Involvement of Innate Immunity in the Pathogenesis of Chronic Hepatitis C in Children

Abstract The aim of the study was to assess the role of selected elements of innate immunity in the pathogenesis of chronic hepatitis C in children. The study comprised 20 children with chronic hepatitis C (group 1), nine healthy hepatitis C virus (HCV) seropositive children (group 2) and 18 healthy children (control group). We evaluated the expression of Toll‐like receptor (TLR)2 and TLR4 on peripheral blood neutrophils, and generation of interleukin (IL)‐8, IL‐10, IL‐12 and reactive oxygen species (ROS) by neutrophils. The performed tests demonstrated higher expression of TLR2 and TLR4 on stimulated neutrophils and of TLR4 on non‐stimulated neutrophils in group 1 in comparison to HCV seropositive children and controls. In group 1, the expression of TLR2 after granulocyte colony‐stimulating factor (GCSF) stimulation showed positive correlation with alanine aminotransferase and asparate aminotransferase activities, while the expression of TLR2 without stimulation and of TLR4 after GCSF stimulation also correlated with necrosis. IL‐12 generation by lipopolysachcharide‐stimulated neutrophils was higher in group 1 versus controls. In group 1, maximum chemiluminescence (CL) without pre‐activation, both spontaneous and after formyl‐methionyl‐leucyl‐phenylanine and phorbol‐myristate‐acetate (PMA) stimulation, was significantly lower than in the controls.
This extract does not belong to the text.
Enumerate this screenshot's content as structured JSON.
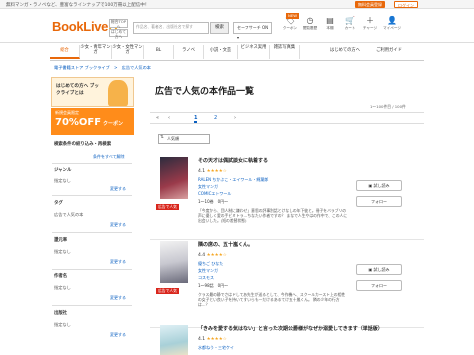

CL after tumour necrosis factor‐ α pre‐activation and PMA stimulation was still lower than in the controls, however, after opsonized zymosane stimulation it was significantly higher than in the controls. Our studies suggest the involvement of neutrophils in the pathogenesis of chronic hepatitis C in children. Neutrophils demonstrate increased expression of TLR2 and TLR4 (correlating with the features of hepatocytic damage and intensification of necrosis), inhibition of oxygen metabolism, and after TNF‐α pre‐activation higher ability to produce ROS.